XIII век — век окончательной ассимиляции Аристотеля западной мыслью — открывается и завершается осуждением перипатетизма; мы имели уже возможность коснуться этой необыкновенно значимой симметрии в общем контексте становления мысли; позволительно снова обратиться к ней, на этот раз в ракурсе ее чисто «научных
» консеквенций. Первое осуждение (на Парижском соборе 1209 года и Латеранском 1215 года), спровоцированное толкованиями Амальрика и Давида, носило скорее профилактический характер, чем «предметный»; этот «черный ящик» с арабско-еврейским входом и латинским выходом, подкинутый в самое сердцевину успевшей уже окончательно ствердеть догматики, не на шутку встревожил многоопытных цензоров мысли, которые, не успев еще по существу разобраться в вопросе, предпочли завладеть ситуацией «в кредит»; разобраться — совсем как в случае истребления альбигойцев будущим архиепископом Нарбонны — можно было и после.
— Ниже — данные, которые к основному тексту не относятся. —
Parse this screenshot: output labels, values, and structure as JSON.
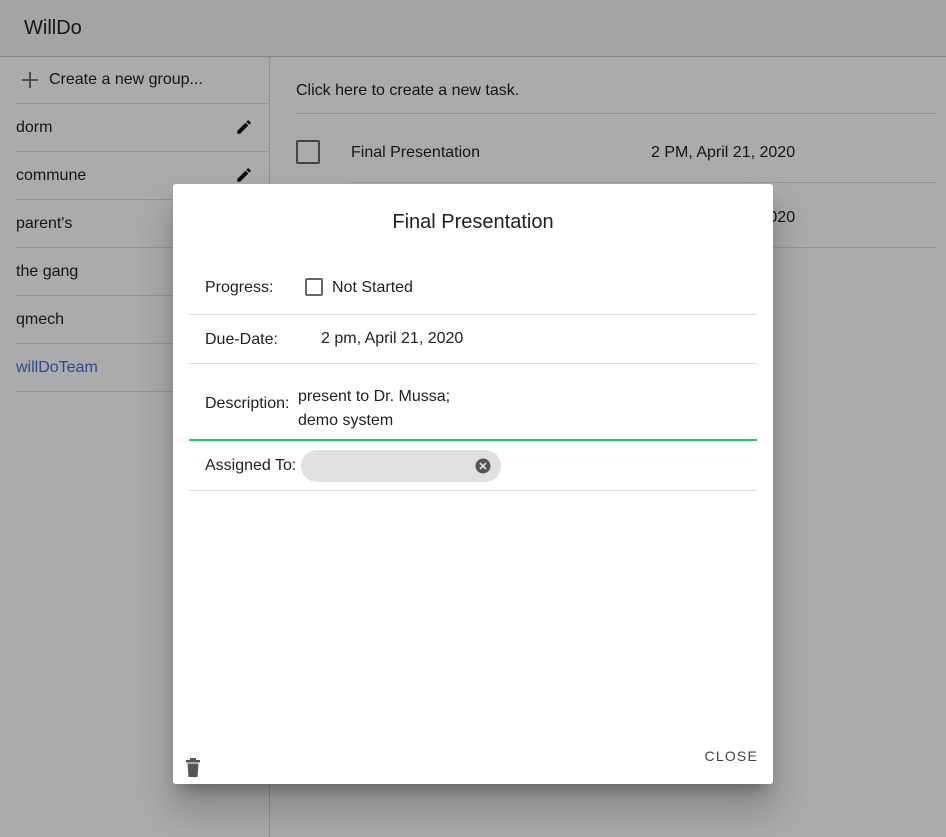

Характерно, что осуждению подверглись как «метафизика», так и «физика»; во всяком случае безошибочный инстинкт подсказывал некую органическую нерасторжимость обеих сфер в контексте оригинальной мысли Философа, где между «физикой» и тем, что «после физики», не только не мог наличествовать hiatus, но и предполагалась обязательная непрерывность, обеспечиваемая единым умозрительным горизонтом и композиционной стилистикой системы. «Университет» отвоевал Аристотеля у «церкви», но парадокс заключался в том, что единство, засвидетельствованное осуждением, обернулось в реабилитации расколом; алгоритм «двойной истины» расколол надвое физико-метафизическую цельность, отдав вторую половинку на попечение теологии и предоставив первую превратностям ее беспризорных судеб.Разумеется, поначалу с формальной стороны всё еще выглядело благонадежно; метафизико-теологический антураж тщательно мимикрировал беспризорность «чисто
» физических истин, но конфликт нарастал со всей силою, так как эти истины, предоставленные себе, не терпели уже никакого, пусть даже номинально, теологического притворства. В отстаивании прав «опыта», скажем, Роджером Бэконом существенным оказывалось не преимущество «опыта» самого по себе, а преимущество его над «рассуждением»; «опыт» именно отстаивается от другого рода и уже «неопытных» истин; понятно, что ничего подобного не могло иметь места еще у Эриугены, где «опытом» было решительно всё и где «третья природа» (мир чувственно воспринимаемый) могла осмысливаться не иначе, как в сверхчувственном контексте первых двух (апофатически божественной и примордиально-иерархической) природ. Скандал неожиданнейшим образом разразился в вышестоящем ведомстве; церковь, водимая за нос университетскими виртуозами, вконец опомнилась и, миновав заминированное поле «физики», нанесла удар «метафизике», начавшей уже стрелять холостыми патронами. В 1277 году случилось новое осуждение Аристотеля, на этот раз только «метафизического». Событие исключительной важности и отмеченное историками науки; Дюгем датирует им даже рождение науки Нового времени[266]. Поводом к скандалу послужили далеко зашедшие интерпретации Аристотеля аверроистской партией в стенах Парижского университета; причины, очевидно, лежали намного глубже.Симптоматическая значимость всей этой истории удивительна; нужно вспомнить, что прошло всего три года после смерти св. Фомы , действительно
очистившего Аристотеля от аверроизма, и с этой точки зрения эффектный проскрипционный лист парижского епископа, включающий 219 еретических тезисов, выглядит неким карикатурным послеобразом «Суммы против язычников»: во всяком случае вместе с водой здесь был выплеснут и «ребенок». Дальность прицела (по существу, неосознанного) лишь усугубила значительность промаха; сама яркость личности Сигера Брабантского сыграла, надо полагать, провокационную роль, привлекая к себе внимание и тем самым как бы отводя его с реальных опасностей. Опасности лежали уже не в «метафизике», вернее говоря, лежащие в ней опасности выглядели уже сущим пустяком по сравнению с потенциальными опасностями «физики»; церкви небесполезно было бы вспомнить давнишнее предостережение Суллы против Цезаря: «Берегитесь, в этом мальчишке сидят десять Мариев». Осуждение «метафизики», в которой, заметим, не осталось уже ничего от подлинного Аристотеля, странным образом не только не затронуло статуса «физики», но и послужило своеобразным стимулом («импетусом»!) к ее бурному высвобождению и развитию. Рождение науки Нового времени именно в этом пункте могло оказаться свершившимся фактом, означавшим ни больше ни меньше, как отрыв «физики» от метафизико-теологического контекста[267]и включение ее в иной — совершенно невозможный в аристотелевском смысле — контекст.